August 12, 2015 7:21 AM EDT

Rdio, one of the smaller competitors in the crowded music streaming space, is trying to stand out with a very old-school feature: hundreds of local radio stations featuring live DJs.

On Wednesday, the company announced it’s adding 500 live terrestrial radio stations to its service, giving users the ability to stream programming on their computer or mobile device. Rdio is partnering with Cumulus, the second-largest radio station owner in the U.S., to deliver the content, which will be available on both Rdio’s free and paid tiers starting immediately. iHeartRadio, the country’s largest station owner, already has its own streaming app.

When opening the Rdio app, users will see live radio stations that match their listening habits, mixed with album and song suggestions picked by Rdio’s recommendation algorithms. Once a radio station is selected, the live broadcast will play, ads and all, directly through Rdio. Users can save any songs they’re hearing to listen to on-demand at a later time.

The new feature is primarily aimed at users who haven’t yet dived into the world of music streaming services.

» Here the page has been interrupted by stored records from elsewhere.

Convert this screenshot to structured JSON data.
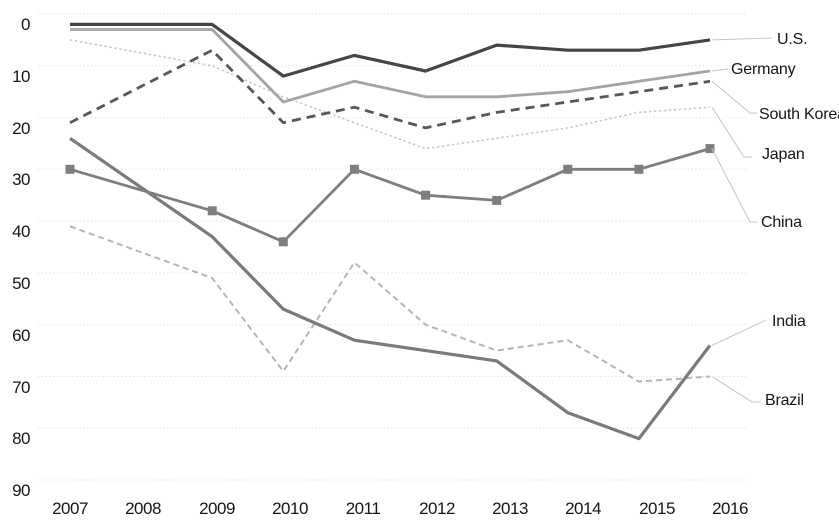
{
  "chart_data": {
    "type": "line",
    "title": "",
    "grid": "horizontal-dotted",
    "y_axis": {
      "direction": "inverted",
      "min": 0,
      "max": 90,
      "tick_labels": [
        "0",
        "10",
        "20",
        "30",
        "40",
        "50",
        "60",
        "70",
        "80",
        "90"
      ]
    },
    "x_axis": {
      "tick_labels": [
        "2007",
        "2008",
        "2009",
        "2010",
        "2011",
        "2012",
        "2013",
        "2014",
        "2015",
        "2016"
      ]
    },
    "years_plotted": [
      2007,
      2009,
      2010,
      2011,
      2012,
      2013,
      2014,
      2015,
      2016
    ],
    "legend_position": "right-edge-direct-labels",
    "series": [
      {
        "name": "U.S.",
        "color": "#454545",
        "line_style": "solid",
        "width": 3.2,
        "dash": "",
        "marker": "none",
        "values": [
          2,
          2,
          12,
          8,
          11,
          6,
          7,
          7,
          5
        ]
      },
      {
        "name": "Germany",
        "color": "#a4a4a4",
        "line_style": "solid",
        "width": 2.8,
        "dash": "",
        "marker": "none",
        "values": [
          3,
          3,
          17,
          13,
          16,
          16,
          15,
          13,
          11
        ]
      },
      {
        "name": "South Korea",
        "color": "#575757",
        "line_style": "dashed",
        "width": 2.8,
        "dash": "9 6",
        "marker": "none",
        "values": [
          21,
          7,
          21,
          18,
          22,
          19,
          17,
          15,
          13
        ]
      },
      {
        "name": "Japan",
        "color": "#c6c6c6",
        "line_style": "dotted",
        "width": 1.5,
        "dash": "2.5 2.5",
        "marker": "none",
        "values": [
          5,
          10,
          16,
          21,
          26,
          24,
          22,
          19,
          18
        ]
      },
      {
        "name": "China",
        "color": "#7e7e7e",
        "line_style": "solid",
        "width": 2.8,
        "dash": "",
        "marker": "square",
        "values": [
          30,
          38,
          44,
          30,
          35,
          36,
          30,
          30,
          26
        ]
      },
      {
        "name": "India",
        "color": "#7a7a7a",
        "line_style": "solid",
        "width": 3.2,
        "dash": "",
        "marker": "none",
        "values": [
          24,
          43,
          57,
          63,
          65,
          67,
          77,
          82,
          64
        ]
      },
      {
        "name": "Brazil",
        "color": "#b5b5b5",
        "line_style": "dashed",
        "width": 2.0,
        "dash": "6 4",
        "marker": "none",
        "values": [
          41,
          51,
          69,
          48,
          60,
          65,
          63,
          71,
          70
        ]
      }
    ],
    "colors": {
      "gridline": "#d8d8d8",
      "leader_line": "#c4c4c4",
      "text": "#161616"
    }
  }
}
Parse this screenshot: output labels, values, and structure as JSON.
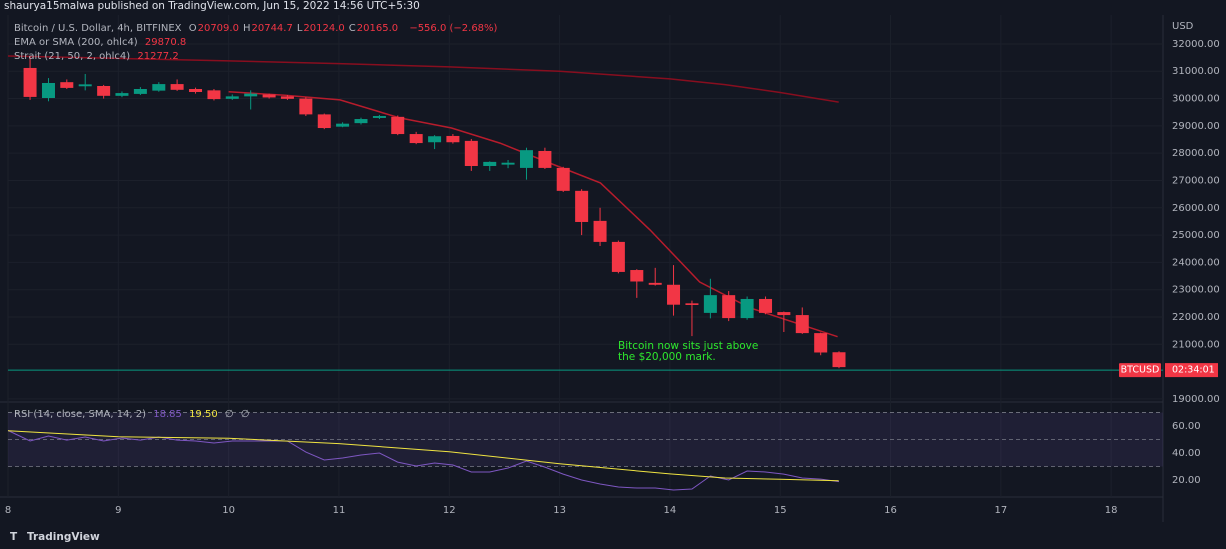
{
  "header": {
    "publisher_line": "shaurya15malwa published on TradingView.com, Jun 15, 2022 14:56 UTC+5:30"
  },
  "footer": {
    "brand": "TradingView"
  },
  "chart_data": [
    {
      "type": "candlestick",
      "symbol_title": "Bitcoin / U.S. Dollar, 4h, BITFINEX",
      "ohlc_legend": [
        {
          "label": "O",
          "value": "20709.0"
        },
        {
          "label": "H",
          "value": "20744.7"
        },
        {
          "label": "L",
          "value": "20124.0"
        },
        {
          "label": "C",
          "value": "20165.0"
        }
      ],
      "change_label": "−556.0 (−2.68%)",
      "currency": "USD",
      "badge": {
        "symbol": "BTCUSD",
        "countdown": "02:34:01"
      },
      "annotation": [
        "Bitcoin now sits just above",
        "the $20,000 mark."
      ],
      "up_color": "#089981",
      "down_color": "#f23645",
      "price_line_color": "#089981",
      "x": [
        8.2,
        8.367,
        8.533,
        8.7,
        8.867,
        9.033,
        9.2,
        9.367,
        9.533,
        9.7,
        9.867,
        10.033,
        10.2,
        10.367,
        10.533,
        10.7,
        10.867,
        11.033,
        11.2,
        11.367,
        11.533,
        11.7,
        11.867,
        12.033,
        12.2,
        12.367,
        12.533,
        12.7,
        12.867,
        13.033,
        13.2,
        13.367,
        13.533,
        13.7,
        13.867,
        14.033,
        14.2,
        14.367,
        14.533,
        14.7,
        14.867,
        15.033,
        15.2,
        15.367,
        15.533
      ],
      "open": [
        31120,
        30020,
        30600,
        30450,
        30460,
        30100,
        30170,
        30290,
        30530,
        30350,
        30300,
        29990,
        30080,
        30150,
        30080,
        30000,
        29420,
        28970,
        29100,
        29290,
        29330,
        28700,
        28400,
        28630,
        28450,
        27530,
        27580,
        27460,
        28080,
        27460,
        26620,
        25520,
        24750,
        23720,
        23250,
        23180,
        22500,
        22150,
        22800,
        21960,
        22660,
        22180,
        22070,
        21410,
        20709
      ],
      "high": [
        31550,
        30750,
        30700,
        30900,
        30500,
        30260,
        30420,
        30600,
        30700,
        30400,
        30350,
        30150,
        30300,
        30180,
        30130,
        30050,
        29450,
        29130,
        29300,
        29400,
        29380,
        28780,
        28660,
        28700,
        28520,
        27700,
        27750,
        28200,
        28200,
        27500,
        26680,
        26000,
        24800,
        23750,
        23800,
        23900,
        22600,
        23400,
        22950,
        22750,
        22750,
        22200,
        22350,
        21430,
        20744.7
      ],
      "low": [
        29950,
        29900,
        30350,
        30300,
        30000,
        30050,
        30130,
        30250,
        30280,
        30180,
        29930,
        29950,
        29600,
        30000,
        29950,
        29360,
        28880,
        28950,
        29050,
        29250,
        28660,
        28330,
        28150,
        28350,
        27350,
        27350,
        27450,
        27030,
        27420,
        26580,
        25000,
        24600,
        23600,
        22700,
        23150,
        22050,
        21300,
        21950,
        21850,
        21900,
        22100,
        21450,
        21380,
        20600,
        20124
      ],
      "close": [
        30060,
        30570,
        30390,
        30520,
        30100,
        30200,
        30350,
        30530,
        30320,
        30240,
        29980,
        30080,
        30180,
        30040,
        29990,
        29420,
        28920,
        29080,
        29250,
        29360,
        28700,
        28370,
        28620,
        28400,
        27530,
        27680,
        27650,
        28110,
        27460,
        26620,
        25480,
        24750,
        23650,
        23300,
        23180,
        22450,
        22440,
        22800,
        21960,
        22660,
        22150,
        22070,
        21410,
        20700,
        20165
      ],
      "lines": [
        {
          "name": "EMA or SMA (200, ohlc4)",
          "color": "#880e1f",
          "last_value_label": "29870.8",
          "x": [
            8.0,
            9.0,
            10.0,
            11.0,
            12.0,
            13.0,
            14.0,
            14.5,
            15.0,
            15.53
          ],
          "values": [
            31560,
            31470,
            31380,
            31280,
            31160,
            31000,
            30720,
            30510,
            30220,
            29870.8
          ]
        },
        {
          "name": "Strait (21, 50, 2, ohlc4)",
          "color": "#b71c2c",
          "last_value_label": "21277.2",
          "x": [
            10.0,
            10.51,
            11.01,
            11.55,
            12.02,
            12.46,
            12.91,
            13.37,
            13.82,
            14.27,
            14.73,
            15.52
          ],
          "values": [
            30250,
            30120,
            29950,
            29290,
            28920,
            28370,
            27640,
            26910,
            25190,
            23280,
            22330,
            21277.2
          ]
        }
      ],
      "xlim": [
        8,
        18.47
      ],
      "xticks": [
        8,
        9,
        10,
        11,
        12,
        13,
        14,
        15,
        16,
        17,
        18
      ],
      "ylim": [
        18960,
        33060
      ],
      "yticks": [
        {
          "value": 32000,
          "label": "32000.00"
        },
        {
          "value": 31000,
          "label": "31000.00"
        },
        {
          "value": 30000,
          "label": "30000.00"
        },
        {
          "value": 29000,
          "label": "29000.00"
        },
        {
          "value": 28000,
          "label": "28000.00"
        },
        {
          "value": 27000,
          "label": "27000.00"
        },
        {
          "value": 26000,
          "label": "26000.00"
        },
        {
          "value": 25000,
          "label": "25000.00"
        },
        {
          "value": 24000,
          "label": "24000.00"
        },
        {
          "value": 23000,
          "label": "23000.00"
        },
        {
          "value": 22000,
          "label": "22000.00"
        },
        {
          "value": 21000,
          "label": "21000.00"
        },
        {
          "value": 19000,
          "label": "19000.00"
        }
      ],
      "grid": true
    },
    {
      "type": "line",
      "title": "RSI (14, close, SMA, 14, 2)",
      "extra_labels": [
        "∅",
        "∅"
      ],
      "band": [
        30,
        70
      ],
      "levels": [
        70,
        50,
        30
      ],
      "series": [
        {
          "name": "RSI",
          "color": "#7e57c2",
          "value_label": "18.85",
          "x": [
            8.0,
            8.2,
            8.367,
            8.533,
            8.7,
            8.867,
            9.033,
            9.2,
            9.367,
            9.533,
            9.7,
            9.867,
            10.033,
            10.2,
            10.367,
            10.533,
            10.7,
            10.867,
            11.033,
            11.2,
            11.367,
            11.533,
            11.7,
            11.867,
            12.033,
            12.2,
            12.367,
            12.533,
            12.7,
            12.867,
            13.033,
            13.2,
            13.367,
            13.533,
            13.7,
            13.867,
            14.033,
            14.2,
            14.367,
            14.533,
            14.7,
            14.867,
            15.033,
            15.2,
            15.367,
            15.533
          ],
          "values": [
            56.7,
            48.9,
            52.6,
            49.6,
            51.9,
            48.9,
            51.1,
            49.6,
            51.9,
            49.6,
            48.9,
            47.4,
            48.9,
            48.9,
            48.9,
            48.9,
            40.7,
            34.8,
            36.3,
            38.5,
            40.0,
            33.3,
            30.4,
            32.6,
            31.1,
            25.9,
            25.9,
            28.9,
            34.1,
            29.6,
            24.4,
            20.0,
            17.0,
            14.8,
            14.1,
            14.1,
            12.6,
            13.3,
            23.0,
            20.0,
            26.7,
            25.9,
            24.4,
            21.5,
            20.7,
            18.85
          ]
        },
        {
          "name": "RSI-based MA",
          "color": "#f0e442",
          "value_label": "19.50",
          "x": [
            8.0,
            9.0,
            10.0,
            11.0,
            12.0,
            13.0,
            14.0,
            14.5,
            15.0,
            15.53
          ],
          "values": [
            56.5,
            52,
            51,
            47,
            41,
            32,
            24.5,
            21.5,
            20.5,
            19.5
          ]
        }
      ],
      "xlim": [
        8,
        18.47
      ],
      "ylim": [
        7.4,
        75.6
      ],
      "yticks": [
        {
          "value": 60,
          "label": "60.00"
        },
        {
          "value": 40,
          "label": "40.00"
        },
        {
          "value": 20,
          "label": "20.00"
        }
      ]
    }
  ]
}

About 41 million people currently pay for a music subscription service, while 245 million people aged 12 or older in the U.S. alone listen to traditional radio stations every week, according to Nielsen. Rdio doesn’t break out its user numbers, but CEO Anthony Bay told CNET last year that “our numbers aren’t as big as we’d like them to be.”

“There [are] still tons of people out there that are listening to music every week that haven’t used any streaming service,” says Chris Becherer, Rdio’s senior vice president for product. “Our goal is to try to bridge that audience.”

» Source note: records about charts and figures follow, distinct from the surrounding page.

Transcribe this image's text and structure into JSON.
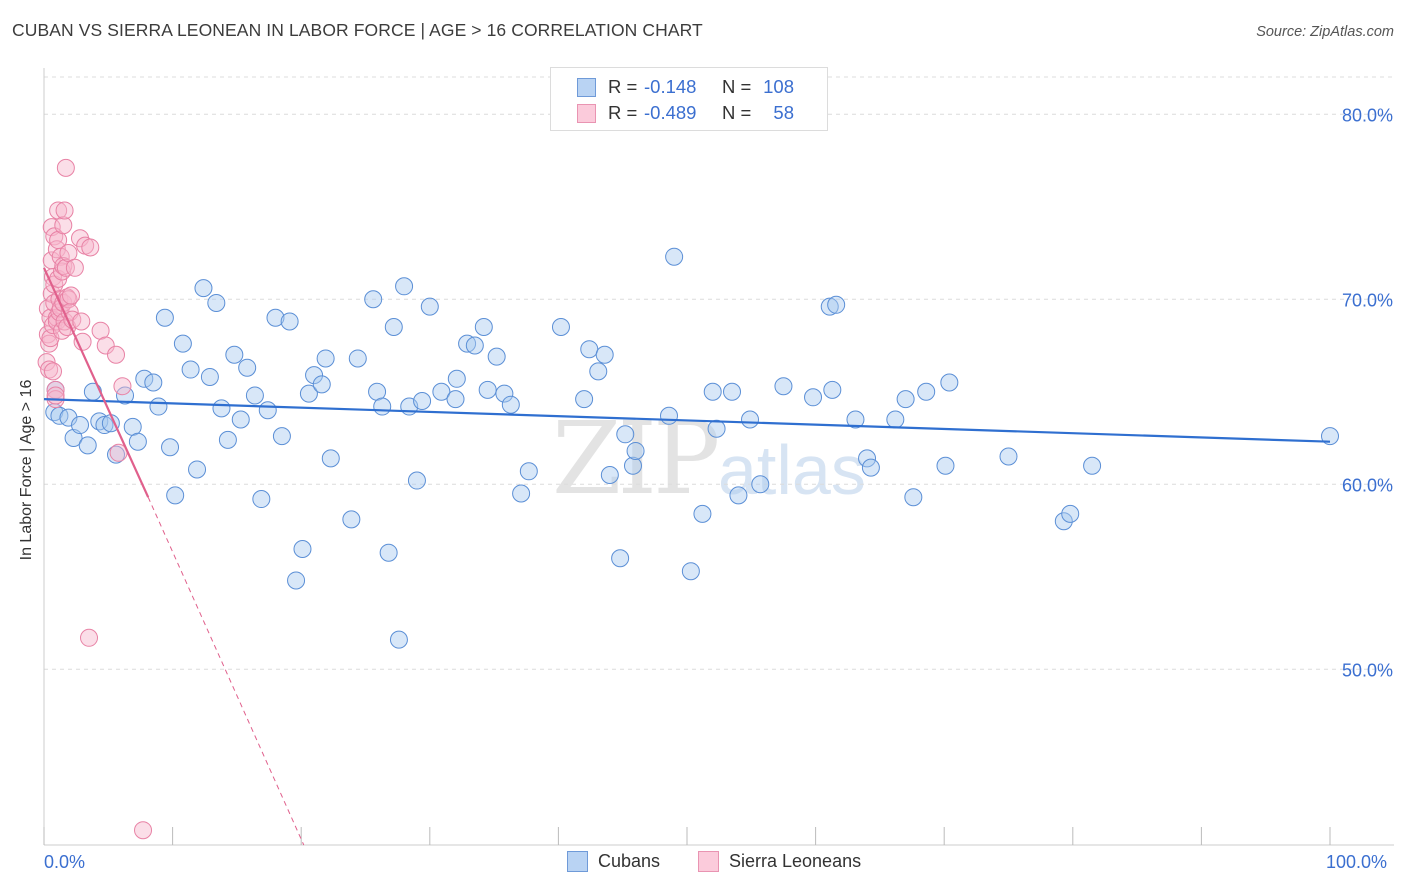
{
  "title": "CUBAN VS SIERRA LEONEAN IN LABOR FORCE | AGE > 16 CORRELATION CHART",
  "source": "Source: ZipAtlas.com",
  "watermark": {
    "zip": "ZIP",
    "atlas": "atlas"
  },
  "legend": {
    "rows": [
      {
        "r_label": "R =",
        "r_value": "-0.148",
        "n_label": "N =",
        "n_value": "108"
      },
      {
        "r_label": "R =",
        "r_value": "-0.489",
        "n_label": "N =",
        "n_value": "58"
      }
    ]
  },
  "bottom_legend": {
    "series1": "Cubans",
    "series2": "Sierra Leoneans"
  },
  "colors": {
    "cubans_fill": "#a9c9f0",
    "cubans_stroke": "#5b8fd6",
    "cubans_line": "#2f6fd0",
    "sl_fill": "#f7b6cb",
    "sl_stroke": "#e882a5",
    "sl_line": "#e0608c",
    "tick_label": "#3b6fd0",
    "grid": "#dcdcdc"
  },
  "chart_data": {
    "type": "scatter",
    "title": "CUBAN VS SIERRA LEONEAN IN LABOR FORCE | AGE > 16 CORRELATION CHART",
    "xlabel": "",
    "ylabel": "In Labor Force | Age > 16",
    "xlim": [
      0,
      100
    ],
    "ylim": [
      40.5,
      82.5
    ],
    "x_tick_labels": [
      "0.0%",
      "100.0%"
    ],
    "y_ticks": [
      50,
      60,
      70,
      80
    ],
    "y_tick_labels": [
      "50.0%",
      "60.0%",
      "70.0%",
      "80.0%"
    ],
    "grid": true,
    "legend_position": "top-center",
    "series": [
      {
        "name": "Cubans",
        "R": -0.148,
        "N": 108,
        "trend": {
          "x": [
            0,
            100
          ],
          "y": [
            64.6,
            62.3
          ]
        },
        "points": [
          [
            0.8,
            63.9
          ],
          [
            0.9,
            65.1
          ],
          [
            1.2,
            63.7
          ],
          [
            1.9,
            63.6
          ],
          [
            2.3,
            62.5
          ],
          [
            2.8,
            63.2
          ],
          [
            3.4,
            62.1
          ],
          [
            3.8,
            65.0
          ],
          [
            4.3,
            63.4
          ],
          [
            4.7,
            63.2
          ],
          [
            5.2,
            63.3
          ],
          [
            5.6,
            61.6
          ],
          [
            6.3,
            64.8
          ],
          [
            6.9,
            63.1
          ],
          [
            7.3,
            62.3
          ],
          [
            7.8,
            65.7
          ],
          [
            8.5,
            65.5
          ],
          [
            8.9,
            64.2
          ],
          [
            9.4,
            69.0
          ],
          [
            9.8,
            62.0
          ],
          [
            10.2,
            59.4
          ],
          [
            10.8,
            67.6
          ],
          [
            11.4,
            66.2
          ],
          [
            11.9,
            60.8
          ],
          [
            12.4,
            70.6
          ],
          [
            12.9,
            65.8
          ],
          [
            13.4,
            69.8
          ],
          [
            13.8,
            64.1
          ],
          [
            14.3,
            62.4
          ],
          [
            14.8,
            67.0
          ],
          [
            15.3,
            63.5
          ],
          [
            15.8,
            66.3
          ],
          [
            16.4,
            64.8
          ],
          [
            16.9,
            59.2
          ],
          [
            17.4,
            64.0
          ],
          [
            18.0,
            69.0
          ],
          [
            18.5,
            62.6
          ],
          [
            19.1,
            68.8
          ],
          [
            19.6,
            54.8
          ],
          [
            20.1,
            56.5
          ],
          [
            20.6,
            64.9
          ],
          [
            21.0,
            65.9
          ],
          [
            21.6,
            65.4
          ],
          [
            21.9,
            66.8
          ],
          [
            22.3,
            61.4
          ],
          [
            23.9,
            58.1
          ],
          [
            24.4,
            66.8
          ],
          [
            25.6,
            70.0
          ],
          [
            25.9,
            65.0
          ],
          [
            26.3,
            64.2
          ],
          [
            26.8,
            56.3
          ],
          [
            27.2,
            68.5
          ],
          [
            27.6,
            51.6
          ],
          [
            28.0,
            70.7
          ],
          [
            28.4,
            64.2
          ],
          [
            29.0,
            60.2
          ],
          [
            29.4,
            64.5
          ],
          [
            30.0,
            69.6
          ],
          [
            30.9,
            65.0
          ],
          [
            32.0,
            64.6
          ],
          [
            32.1,
            65.7
          ],
          [
            32.9,
            67.6
          ],
          [
            33.5,
            67.5
          ],
          [
            34.2,
            68.5
          ],
          [
            34.5,
            65.1
          ],
          [
            35.2,
            66.9
          ],
          [
            35.8,
            64.9
          ],
          [
            36.3,
            64.3
          ],
          [
            37.1,
            59.5
          ],
          [
            37.7,
            60.7
          ],
          [
            40.2,
            68.5
          ],
          [
            42.0,
            64.6
          ],
          [
            42.4,
            67.3
          ],
          [
            43.1,
            66.1
          ],
          [
            43.6,
            67.0
          ],
          [
            44.0,
            60.5
          ],
          [
            44.8,
            56.0
          ],
          [
            45.2,
            62.7
          ],
          [
            45.8,
            61.0
          ],
          [
            46.0,
            61.8
          ],
          [
            48.6,
            63.7
          ],
          [
            49.0,
            72.3
          ],
          [
            50.3,
            55.3
          ],
          [
            51.2,
            58.4
          ],
          [
            52.0,
            65.0
          ],
          [
            52.3,
            63.0
          ],
          [
            53.5,
            65.0
          ],
          [
            54.0,
            59.4
          ],
          [
            54.9,
            63.5
          ],
          [
            55.7,
            60.0
          ],
          [
            57.5,
            65.3
          ],
          [
            59.8,
            64.7
          ],
          [
            61.1,
            69.6
          ],
          [
            61.3,
            65.1
          ],
          [
            61.6,
            69.7
          ],
          [
            63.1,
            63.5
          ],
          [
            64.0,
            61.4
          ],
          [
            64.3,
            60.9
          ],
          [
            66.2,
            63.5
          ],
          [
            67.0,
            64.6
          ],
          [
            67.6,
            59.3
          ],
          [
            68.6,
            65.0
          ],
          [
            70.1,
            61.0
          ],
          [
            70.4,
            65.5
          ],
          [
            75.0,
            61.5
          ],
          [
            79.3,
            58.0
          ],
          [
            79.8,
            58.4
          ],
          [
            81.5,
            61.0
          ],
          [
            100.0,
            62.6
          ]
        ]
      },
      {
        "name": "Sierra Leoneans",
        "R": -0.489,
        "N": 58,
        "trend": {
          "x": [
            0,
            8.1
          ],
          "y": [
            71.7,
            59.3
          ]
        },
        "trend_dashed": {
          "x": [
            8.1,
            20.2
          ],
          "y": [
            59.3,
            40.5
          ]
        },
        "points": [
          [
            0.2,
            66.6
          ],
          [
            0.3,
            69.5
          ],
          [
            0.3,
            68.1
          ],
          [
            0.4,
            67.6
          ],
          [
            0.4,
            66.2
          ],
          [
            0.5,
            69.0
          ],
          [
            0.5,
            67.9
          ],
          [
            0.6,
            73.9
          ],
          [
            0.6,
            72.1
          ],
          [
            0.6,
            70.3
          ],
          [
            0.7,
            68.6
          ],
          [
            0.7,
            71.2
          ],
          [
            0.7,
            66.1
          ],
          [
            0.8,
            73.4
          ],
          [
            0.8,
            70.8
          ],
          [
            0.8,
            69.8
          ],
          [
            0.9,
            65.1
          ],
          [
            0.9,
            64.6
          ],
          [
            1.0,
            72.7
          ],
          [
            1.0,
            69.0
          ],
          [
            1.0,
            68.8
          ],
          [
            1.1,
            74.8
          ],
          [
            1.1,
            73.2
          ],
          [
            1.1,
            71.1
          ],
          [
            1.2,
            70.0
          ],
          [
            1.2,
            69.3
          ],
          [
            1.3,
            72.3
          ],
          [
            1.3,
            69.5
          ],
          [
            1.4,
            71.5
          ],
          [
            1.4,
            68.3
          ],
          [
            1.5,
            74.0
          ],
          [
            1.5,
            71.8
          ],
          [
            1.5,
            69.8
          ],
          [
            1.6,
            74.8
          ],
          [
            1.6,
            68.8
          ],
          [
            1.7,
            77.1
          ],
          [
            1.7,
            71.7
          ],
          [
            1.8,
            70.1
          ],
          [
            1.8,
            68.5
          ],
          [
            1.9,
            72.5
          ],
          [
            1.9,
            70.0
          ],
          [
            2.0,
            69.3
          ],
          [
            2.1,
            70.2
          ],
          [
            2.2,
            68.9
          ],
          [
            2.4,
            71.7
          ],
          [
            2.8,
            73.3
          ],
          [
            2.9,
            68.8
          ],
          [
            3.0,
            67.7
          ],
          [
            3.2,
            72.9
          ],
          [
            3.5,
            51.7
          ],
          [
            3.6,
            72.8
          ],
          [
            4.4,
            68.3
          ],
          [
            4.8,
            67.5
          ],
          [
            5.6,
            67.0
          ],
          [
            5.8,
            61.7
          ],
          [
            6.1,
            65.3
          ],
          [
            7.7,
            41.3
          ],
          [
            0.9,
            64.8
          ]
        ]
      }
    ]
  }
}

Rdio’s new feature comes shortly after Apple launched its own streaming service with a live radio station called Beats 1 as a central element. There’s been a broader shift among consumer tech companies over the last year in acknowledging the value of curatorial experts instead of relying overwhelmingly on algorithms.

“There’s a group of people that have been doing curation in this country for over 100 years quite effectively,” Becherer says, “and that’s local broadcast radio DJs.”